This kind of forward-thinking investment is essential, especially at a time when there are dropping prices for fishers' catches. Moving up the value-added chain is only a good thing.

The creation of a $3-million marketing campaign for the king of seafood will get the claws of the Canadian lobster industry into lucrative international markets and generate payback, says the executive director of the Lobster Council of Canada.

“Other marketing levies have generated as much as a 2-1, to a 9-1 (dollar) payback in sales and revenue,’’ said Geoff Irvine about the proposed penny a pound lobster levy from his office in Halifax.

Irvine said he was pleased to see a recent test vote on P.E.I. show 75 per cent of northside fishermen support a penny a pound marketing levy, which if matched by processors and buyers, would raise $500,000 on the Island alone.

“In Canada, we land about 150 million pounds of lobster . . . so if we had a marketing levy that collected a penny a pound from two sources (fishermen/processors), we would have a $3-million fund for marketing and promotion,” said Irvine.

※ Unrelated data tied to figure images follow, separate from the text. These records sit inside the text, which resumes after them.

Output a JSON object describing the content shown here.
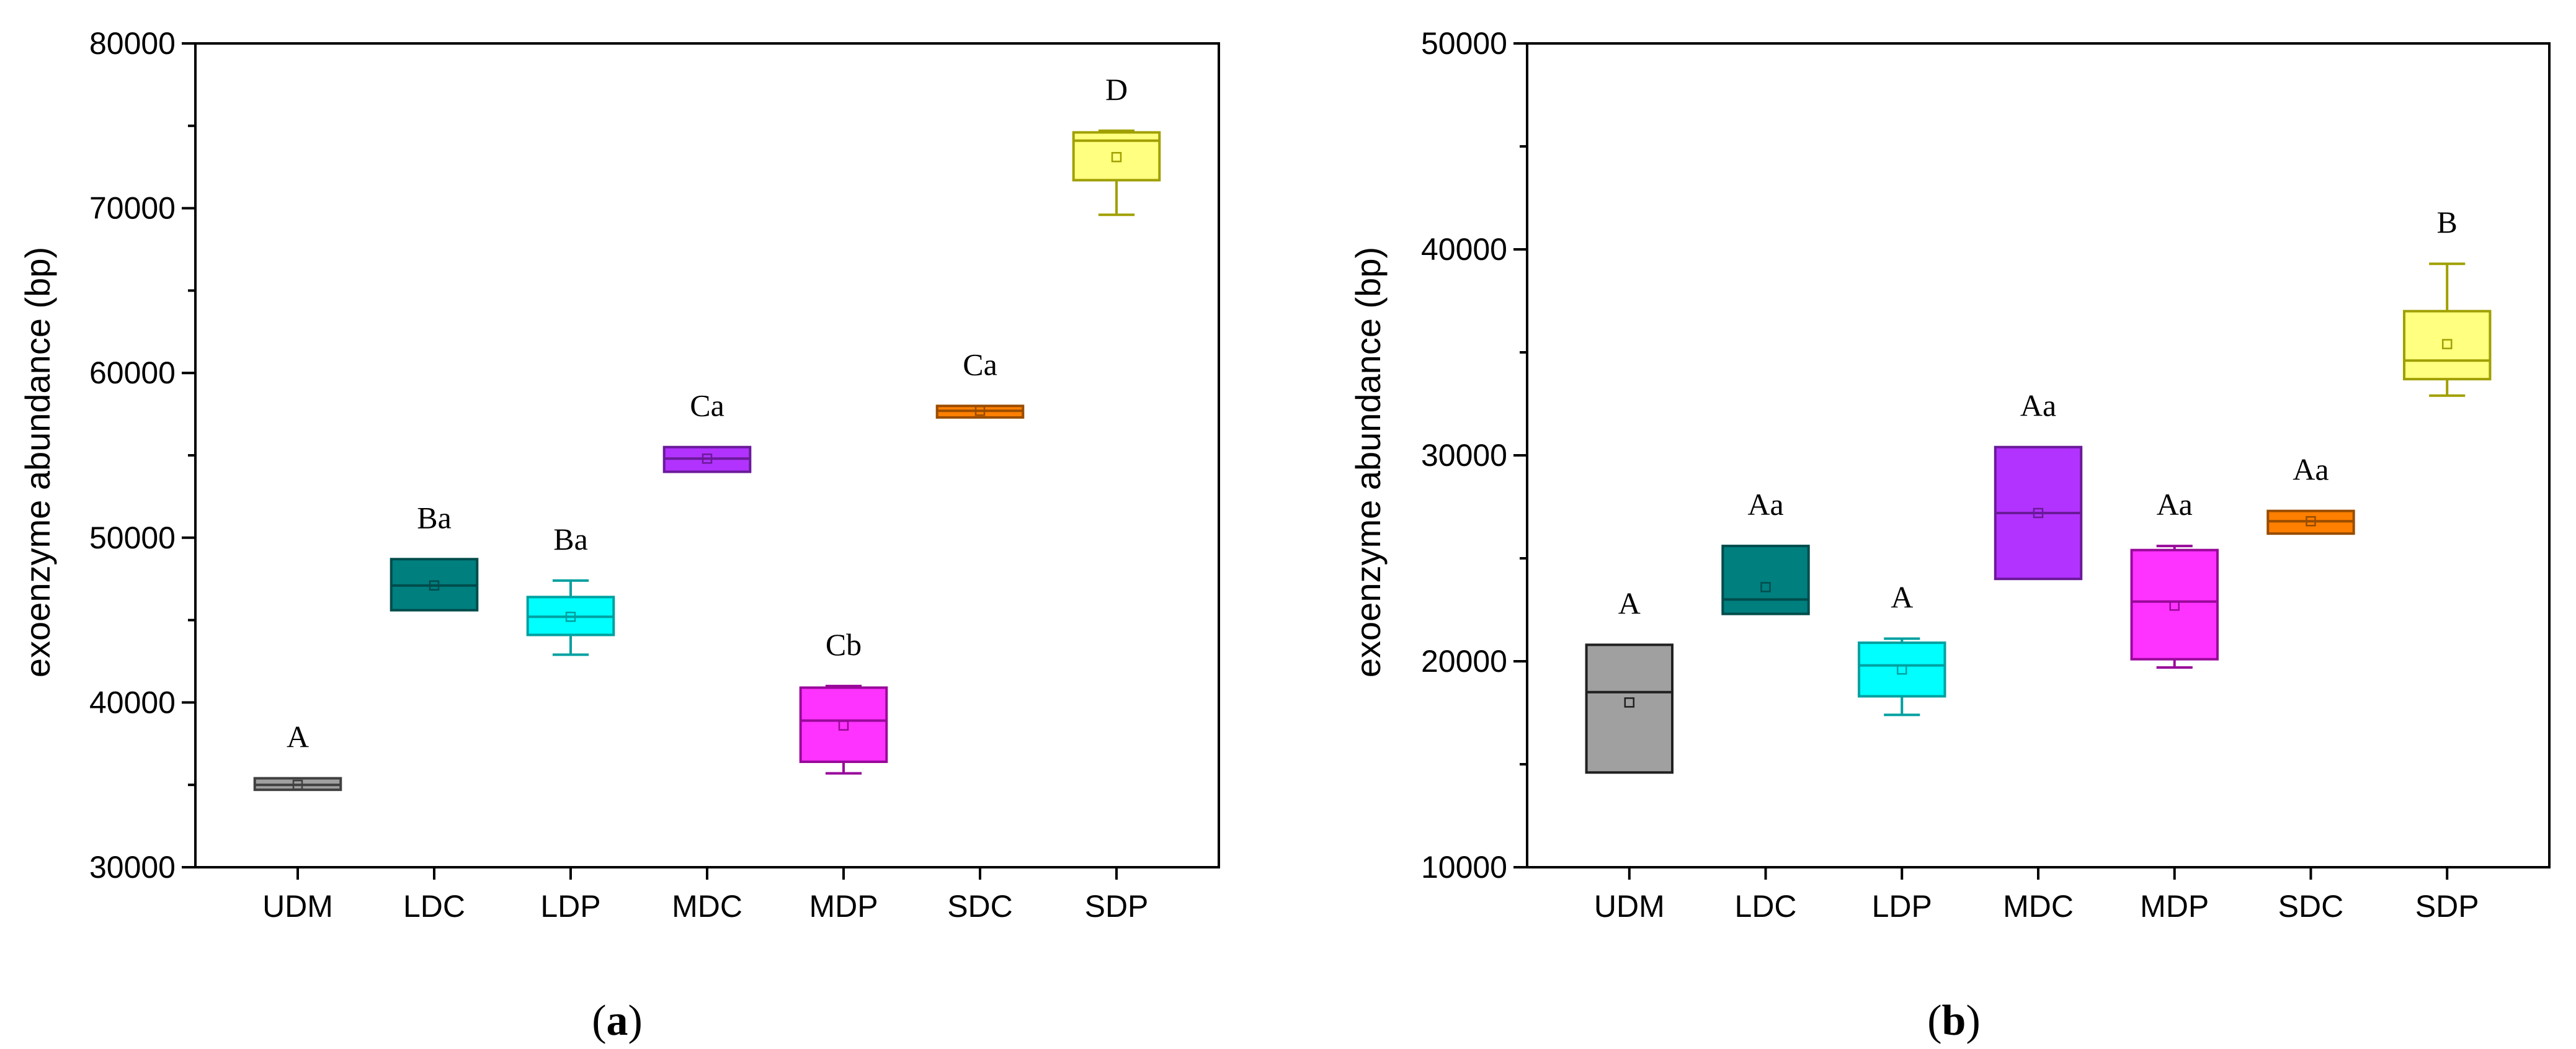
{
  "chart_data": [
    {
      "type": "box",
      "panel_label": "a",
      "title": "",
      "xlabel": "",
      "ylabel": "exoenzyme abundance (bp)",
      "ylim": [
        30000,
        80000
      ],
      "yticks": [
        30000,
        40000,
        50000,
        60000,
        70000,
        80000
      ],
      "ytick_labels": [
        "30000",
        "40000",
        "50000",
        "60000",
        "70000",
        "80000"
      ],
      "categories": [
        "UDM",
        "LDC",
        "LDP",
        "MDC",
        "MDP",
        "SDC",
        "SDP"
      ],
      "boxes": [
        {
          "category": "UDM",
          "min": 34700,
          "q1": 34700,
          "median": 35000,
          "q3": 35400,
          "max": 35400,
          "mean": 35000,
          "label": "A",
          "color": "#A0A0A0",
          "edge": "#404040"
        },
        {
          "category": "LDC",
          "min": 45600,
          "q1": 45600,
          "median": 47100,
          "q3": 48700,
          "max": 48700,
          "mean": 47100,
          "label": "Ba",
          "color": "#007F7F",
          "edge": "#004C4C"
        },
        {
          "category": "LDP",
          "min": 42900,
          "q1": 44100,
          "median": 45200,
          "q3": 46400,
          "max": 47400,
          "mean": 45200,
          "label": "Ba",
          "color": "#00FFFF",
          "edge": "#00A0A0"
        },
        {
          "category": "MDC",
          "min": 54000,
          "q1": 54000,
          "median": 54800,
          "q3": 55500,
          "max": 55500,
          "mean": 54800,
          "label": "Ca",
          "color": "#B233FF",
          "edge": "#6A1A99"
        },
        {
          "category": "MDP",
          "min": 35700,
          "q1": 36400,
          "median": 38900,
          "q3": 40900,
          "max": 41000,
          "mean": 38600,
          "label": "Cb",
          "color": "#FF33FF",
          "edge": "#99099A"
        },
        {
          "category": "SDC",
          "min": 57300,
          "q1": 57300,
          "median": 57700,
          "q3": 58000,
          "max": 58000,
          "mean": 57700,
          "label": "Ca",
          "color": "#FF7F00",
          "edge": "#994C00"
        },
        {
          "category": "SDP",
          "min": 69600,
          "q1": 71700,
          "median": 74100,
          "q3": 74600,
          "max": 74700,
          "mean": 73100,
          "label": "D",
          "color": "#FFFF80",
          "edge": "#A0A000"
        }
      ]
    },
    {
      "type": "box",
      "panel_label": "b",
      "title": "",
      "xlabel": "",
      "ylabel": "exoenzyme abundance (bp)",
      "ylim": [
        10000,
        50000
      ],
      "yticks": [
        10000,
        20000,
        30000,
        40000,
        50000
      ],
      "ytick_labels": [
        "10000",
        "20000",
        "30000",
        "40000",
        "50000"
      ],
      "categories": [
        "UDM",
        "LDC",
        "LDP",
        "MDC",
        "MDP",
        "SDC",
        "SDP"
      ],
      "boxes": [
        {
          "category": "UDM",
          "min": 14600,
          "q1": 14600,
          "median": 18500,
          "q3": 20800,
          "max": 20800,
          "mean": 18000,
          "label": "A",
          "color": "#A0A0A0",
          "edge": "#202020"
        },
        {
          "category": "LDC",
          "min": 22300,
          "q1": 22300,
          "median": 23000,
          "q3": 25600,
          "max": 25600,
          "mean": 23600,
          "label": "Aa",
          "color": "#007F7F",
          "edge": "#004C4C"
        },
        {
          "category": "LDP",
          "min": 17400,
          "q1": 18300,
          "median": 19800,
          "q3": 20900,
          "max": 21100,
          "mean": 19600,
          "label": "A",
          "color": "#00FFFF",
          "edge": "#00A0A0"
        },
        {
          "category": "MDC",
          "min": 24000,
          "q1": 24000,
          "median": 27200,
          "q3": 30400,
          "max": 30400,
          "mean": 27200,
          "label": "Aa",
          "color": "#B233FF",
          "edge": "#6A1A99"
        },
        {
          "category": "MDP",
          "min": 19700,
          "q1": 20100,
          "median": 22900,
          "q3": 25400,
          "max": 25600,
          "mean": 22700,
          "label": "Aa",
          "color": "#FF33FF",
          "edge": "#99099A"
        },
        {
          "category": "SDC",
          "min": 26200,
          "q1": 26200,
          "median": 26800,
          "q3": 27300,
          "max": 27300,
          "mean": 26800,
          "label": "Aa",
          "color": "#FF7F00",
          "edge": "#994C00"
        },
        {
          "category": "SDP",
          "min": 32900,
          "q1": 33700,
          "median": 34600,
          "q3": 37000,
          "max": 39300,
          "mean": 35400,
          "label": "B",
          "color": "#FFFF80",
          "edge": "#A0A000"
        }
      ]
    }
  ]
}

The idea of a marketing levy for the tasty Atlantic crustacean has been bobbing in the waves for the past few years and the industry would love to see the lobster as popular as the Bluenose or Anne of Green Gables.

But only now, after two Maritime panels cited a lack of potent marketing, is the levy being discussed.

Many observers say the lobster fishery could become a hot tamale by taking a page from the P.E.I. potato industry.

The spud sultans have marketing down to a science with a smiling Olympic gold medal winner Heather Moyse doing the endorsing.